Mets-toi à la place d’un supporter de l’Allemagne, frustré par la non-sanction d’un coup de pied haut pourtant flagrant lors d’un match contre l’Équateur. Depuis les tribunes, tout le monde s’attendait à une intervention claire de la VAR, histoire de calmer le jeu, mais nada. Au contraire, un penalty est annulé juste après, souvent perçu comme une compensation maladroite. Chez les fans, le buzz ne s’est pas fait attendre, avec des experts comme Joe Hart qui n’ont pas mâché leurs mots sur le rôle compliqué de la VAR.

En parallèle, d’autres gros morceaux du tournoi ne font pas mieux. Le penalty manqué pour Mbappé sur une faute de Sadio Mané contre le Sénégal, recommandé par la vidéo mais rejeté par l’arbitre, montre une vingtaine d’arbitres vidéo sur le pont à Dallas qui doivent encore bosser leur synchronisation. Les passionnés commencent à se demander si la VAR ne ressemble pas à une roulette russe, où chaque match est un tirage différent.

La VAR entre révolution attendue et déception palpable

On voulait une révolution technologique, on récolte une montagne de controverses. Les chiffres confirment ce paradoxe : dans la Ligue des Champions par exemple, les interventions vidéo sont presque doublées, avec 0,47 par match, et le passage au monitor grimpe à 0,36. Ce qui veut dire quoi ? Que l’utilisation de la VAR est bien plus invasive ailleurs. Et le football parvient plus facilement à créer une sorte d’illusion de justice bien appliquée, alors qu’à la Coupe du Monde, la contestation et l’incohérence règnent.

La mise en pratique stricte en handball, obligeant à sanctionner jusqu’au moindre contact illicite, montre qu’une détermination claire des critères peut marcher. Mais dans le foot, la complexité est totale : les arbitres hésitent, le moindre contact est discuté, et la VAR semble avoir du mal à trouver sa ligne. En 2026, alors que la Coupe du Monde passe à 48 équipes avec des défis nouveaux (découvre la complexité du tirage au sort notamment), cette technologie montre ses limites en termes d’uniformité.

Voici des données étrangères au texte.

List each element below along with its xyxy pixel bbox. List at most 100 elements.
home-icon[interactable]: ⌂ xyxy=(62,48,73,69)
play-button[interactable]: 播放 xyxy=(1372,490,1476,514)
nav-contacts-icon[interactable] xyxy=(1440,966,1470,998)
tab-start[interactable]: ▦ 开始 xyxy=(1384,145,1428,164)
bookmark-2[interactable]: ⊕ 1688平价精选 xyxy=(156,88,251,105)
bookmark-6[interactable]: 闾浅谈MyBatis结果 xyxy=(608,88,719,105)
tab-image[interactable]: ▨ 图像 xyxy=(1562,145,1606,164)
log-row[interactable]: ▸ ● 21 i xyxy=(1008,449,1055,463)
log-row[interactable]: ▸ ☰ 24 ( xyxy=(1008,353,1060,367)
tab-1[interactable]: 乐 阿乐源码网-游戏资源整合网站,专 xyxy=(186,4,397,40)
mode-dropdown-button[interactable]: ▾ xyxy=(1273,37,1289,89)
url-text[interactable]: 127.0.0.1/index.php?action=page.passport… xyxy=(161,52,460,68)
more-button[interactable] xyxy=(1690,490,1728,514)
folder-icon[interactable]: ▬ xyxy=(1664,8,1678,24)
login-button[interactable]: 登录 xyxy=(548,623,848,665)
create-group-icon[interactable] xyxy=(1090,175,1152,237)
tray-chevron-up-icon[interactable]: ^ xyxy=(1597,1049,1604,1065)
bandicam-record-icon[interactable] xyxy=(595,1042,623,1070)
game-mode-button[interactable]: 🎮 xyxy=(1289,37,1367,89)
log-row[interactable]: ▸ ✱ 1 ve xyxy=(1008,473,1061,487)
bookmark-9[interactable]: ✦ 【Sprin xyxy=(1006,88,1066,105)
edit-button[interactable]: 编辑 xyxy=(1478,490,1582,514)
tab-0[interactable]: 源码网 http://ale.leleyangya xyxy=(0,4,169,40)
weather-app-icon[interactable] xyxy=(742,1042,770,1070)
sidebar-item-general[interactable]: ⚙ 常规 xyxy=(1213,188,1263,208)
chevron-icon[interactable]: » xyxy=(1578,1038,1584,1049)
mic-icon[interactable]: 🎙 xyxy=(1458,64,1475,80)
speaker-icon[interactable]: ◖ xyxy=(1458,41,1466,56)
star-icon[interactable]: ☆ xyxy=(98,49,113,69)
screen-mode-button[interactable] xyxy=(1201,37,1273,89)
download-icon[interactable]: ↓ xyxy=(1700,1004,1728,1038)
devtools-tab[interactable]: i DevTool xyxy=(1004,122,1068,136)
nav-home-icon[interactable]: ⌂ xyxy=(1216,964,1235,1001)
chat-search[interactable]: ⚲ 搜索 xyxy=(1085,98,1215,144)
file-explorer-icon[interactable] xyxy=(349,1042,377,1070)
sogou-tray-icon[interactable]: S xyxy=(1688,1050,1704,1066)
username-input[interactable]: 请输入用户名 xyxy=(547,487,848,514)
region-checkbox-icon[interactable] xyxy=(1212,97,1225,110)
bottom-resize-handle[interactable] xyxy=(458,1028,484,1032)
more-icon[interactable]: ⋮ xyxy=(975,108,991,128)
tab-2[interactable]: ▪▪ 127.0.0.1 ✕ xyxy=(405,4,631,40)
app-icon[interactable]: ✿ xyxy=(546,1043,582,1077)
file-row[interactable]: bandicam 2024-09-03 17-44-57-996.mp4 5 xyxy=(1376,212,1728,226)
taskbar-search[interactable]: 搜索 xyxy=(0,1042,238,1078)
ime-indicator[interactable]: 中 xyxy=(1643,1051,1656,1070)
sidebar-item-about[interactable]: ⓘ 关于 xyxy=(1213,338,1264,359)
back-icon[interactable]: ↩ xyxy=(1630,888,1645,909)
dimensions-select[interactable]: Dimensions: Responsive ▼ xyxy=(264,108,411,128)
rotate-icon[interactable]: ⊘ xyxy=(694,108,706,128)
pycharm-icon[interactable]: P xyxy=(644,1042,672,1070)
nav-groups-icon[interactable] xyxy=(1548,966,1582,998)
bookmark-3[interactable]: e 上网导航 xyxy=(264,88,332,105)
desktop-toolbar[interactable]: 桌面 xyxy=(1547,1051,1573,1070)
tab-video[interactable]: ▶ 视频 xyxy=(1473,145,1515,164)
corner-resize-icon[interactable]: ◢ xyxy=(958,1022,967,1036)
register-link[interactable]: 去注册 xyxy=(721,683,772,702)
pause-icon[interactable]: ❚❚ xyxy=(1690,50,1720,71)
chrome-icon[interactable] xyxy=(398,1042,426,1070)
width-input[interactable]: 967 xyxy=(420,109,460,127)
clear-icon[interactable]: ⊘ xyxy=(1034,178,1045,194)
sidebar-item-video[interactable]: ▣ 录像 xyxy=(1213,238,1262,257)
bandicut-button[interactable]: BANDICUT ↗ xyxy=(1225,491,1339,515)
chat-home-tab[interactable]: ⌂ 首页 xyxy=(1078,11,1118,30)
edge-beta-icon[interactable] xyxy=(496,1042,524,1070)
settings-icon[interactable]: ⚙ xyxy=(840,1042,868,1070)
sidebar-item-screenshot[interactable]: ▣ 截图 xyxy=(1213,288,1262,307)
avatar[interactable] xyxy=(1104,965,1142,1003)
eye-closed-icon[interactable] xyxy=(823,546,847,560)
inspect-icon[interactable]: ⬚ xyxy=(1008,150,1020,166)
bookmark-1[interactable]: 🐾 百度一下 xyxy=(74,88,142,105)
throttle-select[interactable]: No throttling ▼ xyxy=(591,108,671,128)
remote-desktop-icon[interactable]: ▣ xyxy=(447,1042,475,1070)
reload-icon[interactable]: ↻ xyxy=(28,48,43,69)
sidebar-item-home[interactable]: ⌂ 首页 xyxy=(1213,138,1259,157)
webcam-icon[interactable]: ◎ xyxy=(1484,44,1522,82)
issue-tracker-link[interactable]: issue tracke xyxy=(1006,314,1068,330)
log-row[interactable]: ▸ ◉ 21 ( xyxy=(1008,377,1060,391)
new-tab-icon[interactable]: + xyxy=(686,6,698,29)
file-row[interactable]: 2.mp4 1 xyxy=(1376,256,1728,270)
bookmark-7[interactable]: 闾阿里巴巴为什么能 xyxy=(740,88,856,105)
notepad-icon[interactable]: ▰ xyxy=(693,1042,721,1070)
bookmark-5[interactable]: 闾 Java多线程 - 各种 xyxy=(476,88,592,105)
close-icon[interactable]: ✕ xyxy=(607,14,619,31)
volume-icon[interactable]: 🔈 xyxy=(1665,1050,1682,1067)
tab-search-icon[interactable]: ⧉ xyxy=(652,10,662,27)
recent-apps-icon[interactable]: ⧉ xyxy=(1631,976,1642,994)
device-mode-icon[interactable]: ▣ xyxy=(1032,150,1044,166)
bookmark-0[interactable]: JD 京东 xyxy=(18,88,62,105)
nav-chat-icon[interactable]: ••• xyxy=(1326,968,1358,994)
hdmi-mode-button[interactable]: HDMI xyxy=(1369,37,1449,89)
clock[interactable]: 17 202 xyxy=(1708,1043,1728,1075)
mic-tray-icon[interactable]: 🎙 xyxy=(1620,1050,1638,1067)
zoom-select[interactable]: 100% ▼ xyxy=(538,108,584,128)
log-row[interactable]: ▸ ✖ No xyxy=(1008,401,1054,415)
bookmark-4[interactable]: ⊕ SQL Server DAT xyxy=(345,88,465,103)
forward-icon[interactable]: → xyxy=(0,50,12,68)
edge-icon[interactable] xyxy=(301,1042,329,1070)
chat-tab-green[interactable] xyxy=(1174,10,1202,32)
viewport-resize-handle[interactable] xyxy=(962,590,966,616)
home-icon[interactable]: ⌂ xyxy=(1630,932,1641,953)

Alors, va-t-on vers une correction majeure ou simplement un autre tirage ? L’équipe arbitrale de Collina, basée à Dallas, bosse d’arrache-pied pour rendre la VAR plus fluide et plus juste. Mais tout repose au final sur la qualité des décisions initiales sur le terrain. Et quand cette première base est fragile, la fameuse minimum interference for maximum benefit (interférence minimale pour bénéfice maximal) ne tient plus la route, laissant les fans et joueurs sur un goût amer. La VAR est-elle en train de perdre le match face aux attentes qu’elle avait suscitées ? Pour l’instant, à la Coupe du Monde, la réponse oscille entre progrès techniques et frustrations récurrentes.